Author Susan Verde, Illustrator Peter H. Reynolds and Burkina Faso born supermodel Georgie Badiel
Author Susan Verde, Illustrator Peter H. Reynolds and Burkina Faso born supermodel Georgie Badiel

Left to right: author Susan Verde, supermodel Georgie Badiel, and illustrator Peter H. Reynolds at a launch party for The Water Princess at Blue Bunny Books and Toys in Dedham, Massachusetts

Earlier this month, I attended a launch party in Dedham, Massachusetts, for The Water Princess (G.P. Putnam's Sons). The book, which was written by Susan Verde and illustrated by Peter H. Reynolds, was inspired by the childhood experiences of supermodel Georgie Badiel, who was born in the African country of Burkina Faso.
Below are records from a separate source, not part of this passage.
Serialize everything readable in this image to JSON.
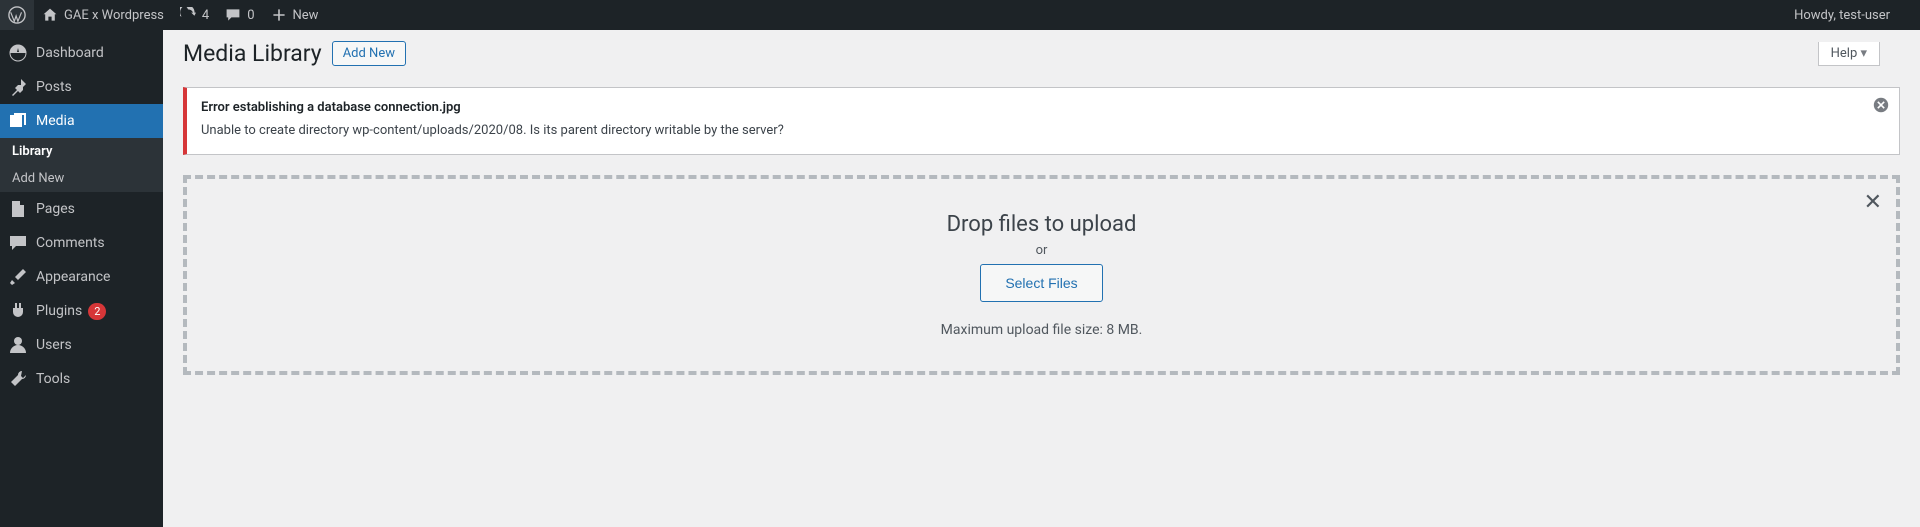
{
  "adminbar": {
    "site": "GAE x Wordpress",
    "updates": "4",
    "comments": "0",
    "new": "New",
    "howdy": "Howdy, test-user"
  },
  "menu": {
    "dashboard": "Dashboard",
    "posts": "Posts",
    "media": "Media",
    "media_sub": {
      "library": "Library",
      "add_new": "Add New"
    },
    "pages": "Pages",
    "comments": "Comments",
    "appearance": "Appearance",
    "plugins": "Plugins",
    "plugins_badge": "2",
    "users": "Users",
    "tools": "Tools"
  },
  "header": {
    "title": "Media Library",
    "add_new": "Add New",
    "help": "Help"
  },
  "notice": {
    "title": "Error establishing a database connection.jpg",
    "message": "Unable to create directory wp-content/uploads/2020/08. Is its parent directory writable by the server?"
  },
  "uploader": {
    "drop": "Drop files to upload",
    "or": "or",
    "select": "Select Files",
    "maxsize": "Maximum upload file size: 8 MB."
  }
}
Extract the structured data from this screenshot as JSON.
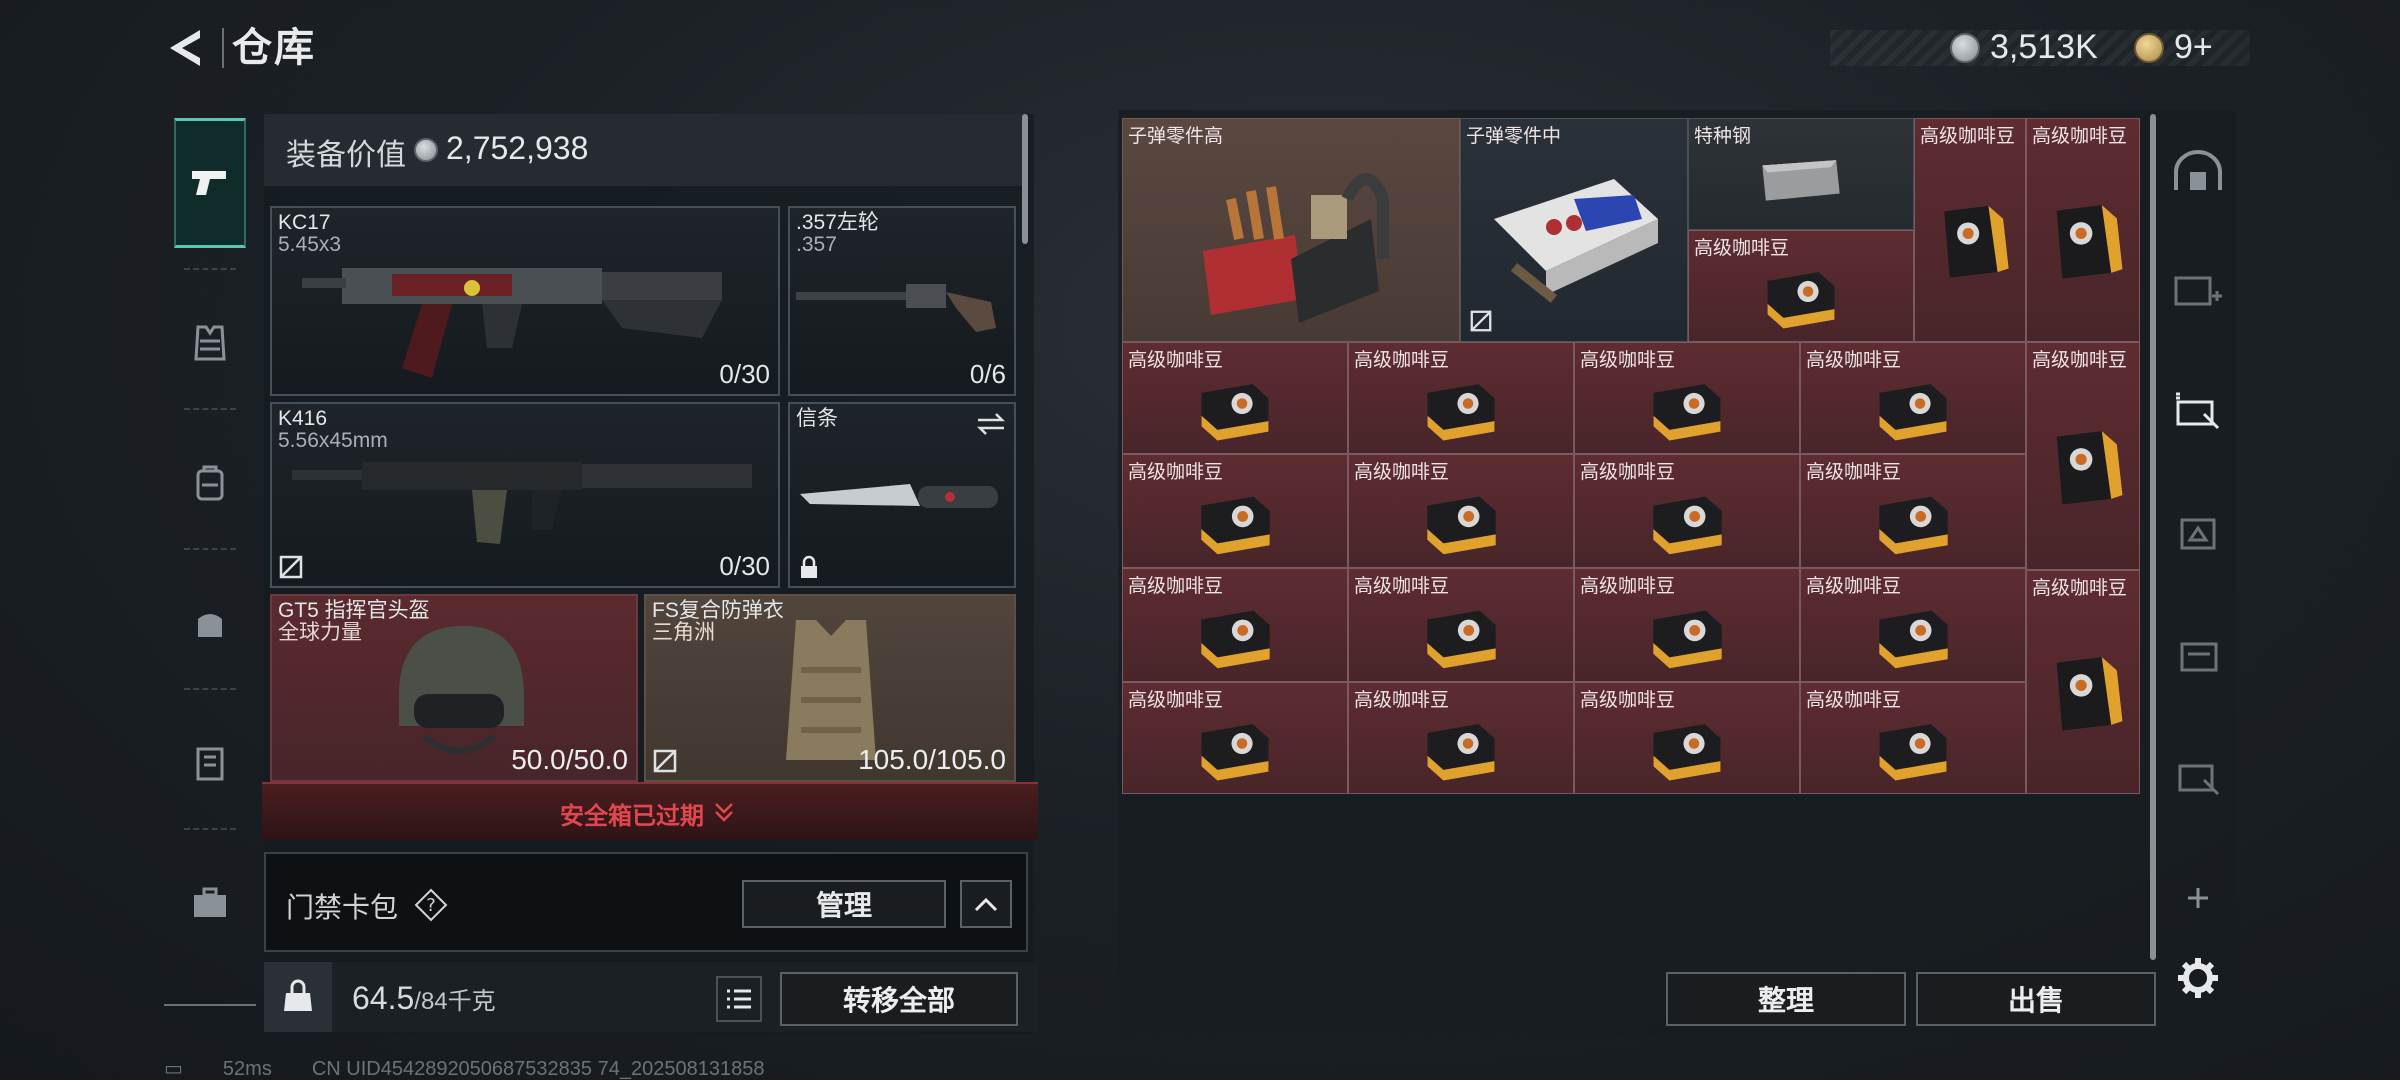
{
  "header": {
    "title": "仓库",
    "silver_amount": "3,513K",
    "gold_amount": "9+"
  },
  "left_nav": {
    "items": [
      {
        "icon": "pistol-icon",
        "active": true
      },
      {
        "icon": "vest-icon",
        "active": false
      },
      {
        "icon": "backpack-icon",
        "active": false
      },
      {
        "icon": "pouch-icon",
        "active": false
      },
      {
        "icon": "container-icon",
        "active": false
      },
      {
        "icon": "briefcase-icon",
        "active": false
      }
    ]
  },
  "loadout": {
    "value_label": "装备价值",
    "value_amount": "2,752,938",
    "slots": {
      "primary1": {
        "name": "KC17",
        "caliber": "5.45x3",
        "ammo": "0/30"
      },
      "sidearm": {
        "name": ".357左轮",
        "caliber": ".357",
        "ammo": "0/6"
      },
      "primary2": {
        "name": "K416",
        "caliber": "5.56x45mm",
        "ammo": "0/30"
      },
      "melee": {
        "name": "信条"
      },
      "helmet": {
        "name": "GT5 指挥官头盔",
        "sub": "全球力量",
        "durability": "50.0/50.0"
      },
      "armor": {
        "name": "FS复合防弹衣",
        "sub": "三角洲",
        "durability": "105.0/105.0"
      }
    },
    "safebox_notice": "安全箱已过期",
    "card_pack_label": "门禁卡包",
    "manage_label": "管理",
    "weight_value": "64.5",
    "weight_capacity": "/84千克",
    "transfer_all_label": "转移全部"
  },
  "status_bar": {
    "ping": "52ms",
    "uid": "CN UID4542892050687532835 74_202508131858"
  },
  "storage": {
    "items": [
      {
        "label": "子弹零件高",
        "kind": "ammo-parts-high"
      },
      {
        "label": "子弹零件中",
        "kind": "ammo-parts-mid"
      },
      {
        "label": "特种钢",
        "kind": "steel"
      },
      {
        "label": "高级咖啡豆",
        "kind": "coffee-bag"
      },
      {
        "label": "高级咖啡豆",
        "kind": "coffee-bag"
      },
      {
        "label": "高级咖啡豆",
        "kind": "coffee-box"
      },
      {
        "label": "高级咖啡豆",
        "kind": "coffee-box"
      },
      {
        "label": "高级咖啡豆",
        "kind": "coffee-box"
      },
      {
        "label": "高级咖啡豆",
        "kind": "coffee-box"
      },
      {
        "label": "高级咖啡豆",
        "kind": "coffee-box"
      },
      {
        "label": "高级咖啡豆",
        "kind": "coffee-bag"
      },
      {
        "label": "高级咖啡豆",
        "kind": "coffee-box"
      },
      {
        "label": "高级咖啡豆",
        "kind": "coffee-box"
      },
      {
        "label": "高级咖啡豆",
        "kind": "coffee-box"
      },
      {
        "label": "高级咖啡豆",
        "kind": "coffee-box"
      },
      {
        "label": "高级咖啡豆",
        "kind": "coffee-box"
      },
      {
        "label": "高级咖啡豆",
        "kind": "coffee-box"
      },
      {
        "label": "高级咖啡豆",
        "kind": "coffee-box"
      },
      {
        "label": "高级咖啡豆",
        "kind": "coffee-box"
      },
      {
        "label": "高级咖啡豆",
        "kind": "coffee-bag"
      },
      {
        "label": "高级咖啡豆",
        "kind": "coffee-box"
      },
      {
        "label": "高级咖啡豆",
        "kind": "coffee-box"
      },
      {
        "label": "高级咖啡豆",
        "kind": "coffee-box"
      },
      {
        "label": "高级咖啡豆",
        "kind": "coffee-box"
      }
    ],
    "sort_label": "整理",
    "sell_label": "出售"
  },
  "colors": {
    "accent_teal": "#57c8b2",
    "warning_red": "#e0474f",
    "item_red_bg": "#5e2c31"
  }
}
Badiel had to walk several miles every day when she was a young girl to fetch water for drinking and cleaning. “My grandmother would wake me up at 6 a.m. to fetch the water,” Badiel said. “I did not want to do it. My grandmother said, ‘I hope someday you will understand, and I hope you will find a way to help.’”

Badiel turned her hardship into something positive. “It made me realize that I could make a change in many children’s lives,” she said. “Instead of getting water, they could get an education.”

Badiel started the Georgie Badiel Foundation, a nonprofit organization that provides access to clean water in Burkina Faso. In just one year, the foundation has gotten five wells up and running. These wells serve more than 25,000 people.

Max with tk and Georgie Badiel

Maxwell with MacDella Cooper (left) and Badiel


Badiel told her story to Verde and Reynolds, and they brought it to life in a picture book. “Georgie told me her moving story, and I was inspired to write it,” Verde said. Reynolds echoed the sentiment: “I love to use my art to tell important stories.”

Some of the proceeds of The Water Princess will be donated to the Ryan’s Well Foundation. The nonprofit organization raises funds for clean-water projects and health-related initiatives in African nations and other developing countries.  

I asked Badiel what her advice was for young girls. “Work hard,” she said. “Believe in yourself. Believe in your dream.”